Angel Investor Groups
According to the Angel Capital Association (ACA), there are nearly 250 angel groups in the United States. Some angel groups are set up as funds and others as more loosely structured networks, but because they are organized groups, most of them have websites to submit funding requests to them. In fact, the ACA conveniently provides a directory that lists most American-based angel groups on their website. These are networks aggregating angel investors. Angel investors often invest through groups or networks. Angel-investor groups are groups of local high-net-worth individuals interested in supporting startups. Beware that these groups may be difficult to find if you don’t live in a metropolitan area. Similar to the Angel List platform, Gust and Angel Capital Association can help you find angel investor groups. New York Angel Investor groups include: New York Angels, 37 Angels, Empire Angels, Golden Seeds, Tri State Ventures, and ARC Angel Fund. These groups provide due diligence, extra research, and access to potential deals and shared expertise that someone operating alone probably doesn’t have. So, instead of an individual angel investing $100,000 by themselves, 20 angels aggregate $1 million and invest as a group in the deals they like the best. Another positive is that it is much easier for you to raise capital with one phone call, instead of calling investors individually.

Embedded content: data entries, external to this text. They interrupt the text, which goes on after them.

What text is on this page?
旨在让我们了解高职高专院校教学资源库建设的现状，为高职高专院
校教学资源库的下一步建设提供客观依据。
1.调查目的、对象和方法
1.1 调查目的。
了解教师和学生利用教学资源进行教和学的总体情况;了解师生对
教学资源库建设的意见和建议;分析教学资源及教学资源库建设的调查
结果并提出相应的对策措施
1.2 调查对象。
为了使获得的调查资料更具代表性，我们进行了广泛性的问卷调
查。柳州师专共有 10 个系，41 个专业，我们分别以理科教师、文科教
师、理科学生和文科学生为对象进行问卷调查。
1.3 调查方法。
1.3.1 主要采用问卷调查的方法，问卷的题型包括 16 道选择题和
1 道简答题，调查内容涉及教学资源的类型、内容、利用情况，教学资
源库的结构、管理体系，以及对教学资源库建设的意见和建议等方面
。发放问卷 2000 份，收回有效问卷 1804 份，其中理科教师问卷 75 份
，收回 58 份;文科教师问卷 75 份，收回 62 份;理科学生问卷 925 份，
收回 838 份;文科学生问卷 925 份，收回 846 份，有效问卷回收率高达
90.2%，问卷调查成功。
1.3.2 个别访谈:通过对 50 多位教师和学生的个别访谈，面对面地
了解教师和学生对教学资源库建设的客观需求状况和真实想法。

Every successful start-up begins with an initial investment. Family and friends are a good option for the beginning processes of your start-up, however it comes with the risk of spoiled familial connection and a lack of professional business help. Angel investors, on the other hand, come with experience in the business and tech field and can impart wisdom from their past businesses in order to help you succeed. To be on the safer side of your newly forming business, angel investors are the way to go.